Saturday, November 30, 2013

Now That's Dissent

You thought dissent against our government's foreign policy is intense here? It's Queensberry Rules here, for Pete's sake.

The Ukrainian government turned away from Europe, but a lot of Ukrainians are not happy, to say the least:

After a week of protesting in the freezing cold, student Irina Bondar has completely lost her voice, but not her determination. “I am ready for any eventuality, even death. These are not empty words – I’ve clashed with riot police many times,” she whispers, her face betraying the pain. Ironically, she is responsible for dispensing hot tea to a few thousand young protesters who are trying to force Ukraine’s President Viktor Yanukovych to sign a trade agreement with Brussels, which would pave the way for Ukraine’s eventual accession to the EU.

On Sunday, at least 100,000 supporters of the agreement filled two central squares in Kiev, evoking a déjà vu of the Orange Revolution—a massive upheaval triggered by rigged elections—that kicked off around the same time nine years ago. There were clashes, with tear gas sprayed by both the riot police and radical protesters who repeatedly attempted to break into government buildings. The protest continued day and night throughout the week, with at least a few thousand people, mostly students, permanently occupying a patch of the city main square under the kitschy Independence column. Political speeches alternated with live music and DJ sets. Periodically, the entire crowd would start jumping wildly to the chant: “Who’s not jumping is a Russian.”

So maybe we didn't lose Ukraine for good.

Indeed, the EU is still seeking a way to pull Ukraine out of Moscow's orbit:

European Union leaders sought Thursday to revive a stalled agreement with Ukraine after the former Soviet republic shocked the 28-country bloc last week by opting for closer ties with Russia in a geopolitical tug-of-war.

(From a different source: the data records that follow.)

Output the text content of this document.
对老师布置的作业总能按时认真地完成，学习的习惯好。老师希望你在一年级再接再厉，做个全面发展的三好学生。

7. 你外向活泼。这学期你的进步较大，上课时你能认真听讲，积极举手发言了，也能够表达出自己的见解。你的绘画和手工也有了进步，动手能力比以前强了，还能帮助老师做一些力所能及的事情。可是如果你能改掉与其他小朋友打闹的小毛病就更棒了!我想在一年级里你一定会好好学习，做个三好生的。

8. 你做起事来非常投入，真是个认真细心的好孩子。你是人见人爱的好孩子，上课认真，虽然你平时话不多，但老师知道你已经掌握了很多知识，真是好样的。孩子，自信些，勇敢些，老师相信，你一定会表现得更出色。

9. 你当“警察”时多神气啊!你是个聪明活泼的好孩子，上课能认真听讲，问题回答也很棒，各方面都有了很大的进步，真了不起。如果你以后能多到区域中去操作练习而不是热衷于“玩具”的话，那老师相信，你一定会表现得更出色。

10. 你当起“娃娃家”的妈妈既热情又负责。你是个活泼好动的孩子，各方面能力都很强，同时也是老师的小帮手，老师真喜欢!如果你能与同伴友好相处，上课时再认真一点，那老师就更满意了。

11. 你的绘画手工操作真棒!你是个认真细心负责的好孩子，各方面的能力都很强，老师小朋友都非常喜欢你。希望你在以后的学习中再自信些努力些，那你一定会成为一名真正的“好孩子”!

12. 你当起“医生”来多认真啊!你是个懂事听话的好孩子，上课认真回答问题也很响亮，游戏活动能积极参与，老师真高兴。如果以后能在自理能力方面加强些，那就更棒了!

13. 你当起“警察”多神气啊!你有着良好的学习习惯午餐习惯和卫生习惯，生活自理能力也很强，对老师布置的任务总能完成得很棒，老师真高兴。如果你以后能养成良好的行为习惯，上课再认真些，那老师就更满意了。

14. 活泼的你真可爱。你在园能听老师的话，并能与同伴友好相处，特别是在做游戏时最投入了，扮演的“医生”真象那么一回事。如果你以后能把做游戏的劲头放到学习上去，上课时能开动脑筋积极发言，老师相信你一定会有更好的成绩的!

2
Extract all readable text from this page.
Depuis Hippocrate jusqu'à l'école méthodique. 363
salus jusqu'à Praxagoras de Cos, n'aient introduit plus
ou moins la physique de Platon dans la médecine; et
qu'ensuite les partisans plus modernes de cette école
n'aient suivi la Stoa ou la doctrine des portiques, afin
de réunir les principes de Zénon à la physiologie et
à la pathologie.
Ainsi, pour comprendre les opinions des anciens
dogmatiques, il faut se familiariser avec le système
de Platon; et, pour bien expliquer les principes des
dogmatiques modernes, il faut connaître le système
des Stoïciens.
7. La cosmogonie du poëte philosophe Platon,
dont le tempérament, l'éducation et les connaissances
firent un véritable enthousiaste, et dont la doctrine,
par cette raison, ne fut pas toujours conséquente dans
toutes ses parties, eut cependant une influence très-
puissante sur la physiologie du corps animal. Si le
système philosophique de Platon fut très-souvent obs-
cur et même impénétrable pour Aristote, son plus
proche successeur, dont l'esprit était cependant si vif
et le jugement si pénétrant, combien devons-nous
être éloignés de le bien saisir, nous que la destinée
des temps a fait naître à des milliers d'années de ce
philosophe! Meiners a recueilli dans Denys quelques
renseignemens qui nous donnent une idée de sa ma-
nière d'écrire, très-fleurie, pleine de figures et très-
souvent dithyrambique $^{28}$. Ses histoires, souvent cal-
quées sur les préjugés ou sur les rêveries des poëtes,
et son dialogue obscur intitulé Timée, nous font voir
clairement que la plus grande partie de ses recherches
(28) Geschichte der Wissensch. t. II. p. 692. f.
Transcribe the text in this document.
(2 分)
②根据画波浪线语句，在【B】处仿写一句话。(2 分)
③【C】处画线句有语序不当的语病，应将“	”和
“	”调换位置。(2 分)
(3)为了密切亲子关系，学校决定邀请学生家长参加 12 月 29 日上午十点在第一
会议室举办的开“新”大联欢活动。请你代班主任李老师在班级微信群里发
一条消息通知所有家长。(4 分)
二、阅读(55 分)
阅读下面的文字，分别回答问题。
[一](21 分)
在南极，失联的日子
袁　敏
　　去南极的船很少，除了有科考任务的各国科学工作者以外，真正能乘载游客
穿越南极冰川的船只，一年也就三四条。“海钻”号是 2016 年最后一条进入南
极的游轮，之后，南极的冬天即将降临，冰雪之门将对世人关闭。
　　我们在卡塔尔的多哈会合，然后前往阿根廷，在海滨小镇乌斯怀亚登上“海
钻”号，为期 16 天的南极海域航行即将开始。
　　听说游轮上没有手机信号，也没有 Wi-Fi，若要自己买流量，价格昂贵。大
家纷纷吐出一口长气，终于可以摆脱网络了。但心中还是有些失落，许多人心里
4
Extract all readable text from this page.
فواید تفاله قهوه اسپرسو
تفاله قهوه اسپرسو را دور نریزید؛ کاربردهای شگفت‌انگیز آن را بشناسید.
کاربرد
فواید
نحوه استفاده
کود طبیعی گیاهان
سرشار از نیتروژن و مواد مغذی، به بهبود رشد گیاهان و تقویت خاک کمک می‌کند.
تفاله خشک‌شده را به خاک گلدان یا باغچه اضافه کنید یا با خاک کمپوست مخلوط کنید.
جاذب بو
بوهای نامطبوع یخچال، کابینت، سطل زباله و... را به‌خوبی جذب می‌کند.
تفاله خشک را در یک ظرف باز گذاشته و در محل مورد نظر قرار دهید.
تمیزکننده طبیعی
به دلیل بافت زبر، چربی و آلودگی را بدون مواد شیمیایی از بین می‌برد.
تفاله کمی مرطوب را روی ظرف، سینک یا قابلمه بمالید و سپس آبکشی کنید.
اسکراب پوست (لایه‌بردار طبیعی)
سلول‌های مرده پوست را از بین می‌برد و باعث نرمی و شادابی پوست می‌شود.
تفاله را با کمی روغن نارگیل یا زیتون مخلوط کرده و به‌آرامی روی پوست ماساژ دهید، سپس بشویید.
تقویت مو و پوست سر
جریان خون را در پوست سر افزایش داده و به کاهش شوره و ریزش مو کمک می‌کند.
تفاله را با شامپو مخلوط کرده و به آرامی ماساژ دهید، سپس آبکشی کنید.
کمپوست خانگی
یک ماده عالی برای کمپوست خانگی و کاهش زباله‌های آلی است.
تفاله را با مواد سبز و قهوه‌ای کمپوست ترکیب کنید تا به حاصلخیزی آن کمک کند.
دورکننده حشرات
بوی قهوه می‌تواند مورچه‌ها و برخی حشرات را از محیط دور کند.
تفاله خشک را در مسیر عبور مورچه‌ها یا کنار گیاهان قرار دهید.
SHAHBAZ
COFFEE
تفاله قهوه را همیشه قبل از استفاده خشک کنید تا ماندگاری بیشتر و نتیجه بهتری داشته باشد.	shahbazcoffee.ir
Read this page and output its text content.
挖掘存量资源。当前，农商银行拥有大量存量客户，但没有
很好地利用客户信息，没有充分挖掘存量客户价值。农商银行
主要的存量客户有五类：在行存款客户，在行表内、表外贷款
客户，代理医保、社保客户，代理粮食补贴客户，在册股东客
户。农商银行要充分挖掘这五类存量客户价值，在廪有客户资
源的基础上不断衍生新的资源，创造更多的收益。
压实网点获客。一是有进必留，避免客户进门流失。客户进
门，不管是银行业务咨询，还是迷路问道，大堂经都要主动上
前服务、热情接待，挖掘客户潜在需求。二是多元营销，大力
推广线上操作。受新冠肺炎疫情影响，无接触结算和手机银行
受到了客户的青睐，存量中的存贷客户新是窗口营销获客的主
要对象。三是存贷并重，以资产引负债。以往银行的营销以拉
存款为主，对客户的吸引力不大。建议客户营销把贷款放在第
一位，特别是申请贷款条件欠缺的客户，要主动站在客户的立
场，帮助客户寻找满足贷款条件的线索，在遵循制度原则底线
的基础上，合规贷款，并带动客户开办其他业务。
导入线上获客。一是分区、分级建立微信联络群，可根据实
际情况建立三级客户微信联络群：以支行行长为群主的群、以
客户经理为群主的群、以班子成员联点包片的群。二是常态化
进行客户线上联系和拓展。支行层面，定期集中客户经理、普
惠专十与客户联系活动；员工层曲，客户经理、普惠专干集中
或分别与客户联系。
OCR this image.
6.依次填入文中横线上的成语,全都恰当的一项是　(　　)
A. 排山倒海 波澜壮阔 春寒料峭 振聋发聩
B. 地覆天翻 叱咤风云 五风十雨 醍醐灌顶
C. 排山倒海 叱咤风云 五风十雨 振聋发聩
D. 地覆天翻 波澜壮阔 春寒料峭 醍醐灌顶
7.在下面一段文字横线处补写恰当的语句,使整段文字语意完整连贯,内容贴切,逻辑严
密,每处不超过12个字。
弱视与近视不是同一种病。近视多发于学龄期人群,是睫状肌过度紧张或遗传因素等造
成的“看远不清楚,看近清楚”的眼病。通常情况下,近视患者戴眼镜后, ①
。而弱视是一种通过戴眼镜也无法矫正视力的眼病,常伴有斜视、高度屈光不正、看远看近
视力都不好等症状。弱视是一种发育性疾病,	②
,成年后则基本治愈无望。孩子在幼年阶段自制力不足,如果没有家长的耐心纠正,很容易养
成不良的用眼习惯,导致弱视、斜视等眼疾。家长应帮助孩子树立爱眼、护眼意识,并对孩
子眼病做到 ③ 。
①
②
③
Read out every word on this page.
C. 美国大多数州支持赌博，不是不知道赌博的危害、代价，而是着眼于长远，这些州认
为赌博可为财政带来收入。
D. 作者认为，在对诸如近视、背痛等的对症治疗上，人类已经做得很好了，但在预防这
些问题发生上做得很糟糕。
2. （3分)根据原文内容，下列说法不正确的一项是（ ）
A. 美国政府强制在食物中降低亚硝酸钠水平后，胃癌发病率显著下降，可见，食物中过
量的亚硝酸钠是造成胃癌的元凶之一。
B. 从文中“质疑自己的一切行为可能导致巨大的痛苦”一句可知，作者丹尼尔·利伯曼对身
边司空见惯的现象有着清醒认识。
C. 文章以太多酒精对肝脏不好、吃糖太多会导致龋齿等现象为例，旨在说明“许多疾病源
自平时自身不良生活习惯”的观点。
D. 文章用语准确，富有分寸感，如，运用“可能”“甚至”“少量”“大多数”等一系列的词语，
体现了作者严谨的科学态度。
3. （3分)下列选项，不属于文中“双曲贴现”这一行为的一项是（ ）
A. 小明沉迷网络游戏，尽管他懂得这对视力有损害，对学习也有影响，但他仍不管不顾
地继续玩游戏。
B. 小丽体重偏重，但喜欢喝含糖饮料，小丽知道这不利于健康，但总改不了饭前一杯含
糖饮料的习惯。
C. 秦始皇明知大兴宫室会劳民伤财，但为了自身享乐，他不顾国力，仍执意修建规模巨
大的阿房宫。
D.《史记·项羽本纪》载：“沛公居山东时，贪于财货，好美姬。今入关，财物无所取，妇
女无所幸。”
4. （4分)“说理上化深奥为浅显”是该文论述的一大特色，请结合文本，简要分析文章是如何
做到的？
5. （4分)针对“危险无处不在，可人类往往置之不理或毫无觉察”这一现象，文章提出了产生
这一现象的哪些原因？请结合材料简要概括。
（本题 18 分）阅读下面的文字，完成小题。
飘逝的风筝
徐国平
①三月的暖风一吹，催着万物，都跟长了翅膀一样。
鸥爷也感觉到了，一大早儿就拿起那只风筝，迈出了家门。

However, German Chancellor Angela Merkel held out few hopes that a deal will be cobbled together during a two-day EU summit with eastern partners that opened Thursday evening.

"I have no hope that it will succeed this time, but the door is open," Merkel said as she entered the summit meeting. "We will make very clear that the EU is ready to take in Ukraine as an associated member."

In a Ukraine divided this deeply on their direction--east and autocracy or west and democracy--it is good to not walk away and let Putin put Ukraine on the path to Belarus status and beyond.

Ukrainians who wish to defend their independence by moving west should draw hope that even getting smashed up in a war against Russia isn't the end of the line:

Five years after it fought a war with Russia, Georgia is preparing to defy its former Soviet masters again by initialing an accord on strengthening ties with Europe.

Seriously, you want to get out while you can. The Russian embrace is a bear hug that crushes the spirit.

And stop whining so much about people expressing unhappiness with President Obama's foreign policy. I know dissent is no longer the highest form of Patriotism, as it was in the Bush era, but we should be able to agree that is isn't evil--and is small potatoes compared to Ukraine.

UPDATE: There's a lot of anger at their pro-Russian leader:

About 1,000 protesters blocked off the Ukrainian government's main headquarters on Monday and surrounding streets, preventing employees getting to work, in further protests at Kiev's policy U-turn away from integration with Europe. ...

Protesters focused their attention on the government building after an opposition-led rally of about 350,000 people in the capital on Sunday, marred by violent clashes between police and protesters.

Luckily for Ukrainians, Russia may be able to spend less than a week pounding on a small Georgia, but their military is not large enough to occupy Ukraine.

Ukraine can still control their own destiny if they don't sell it off to Putin.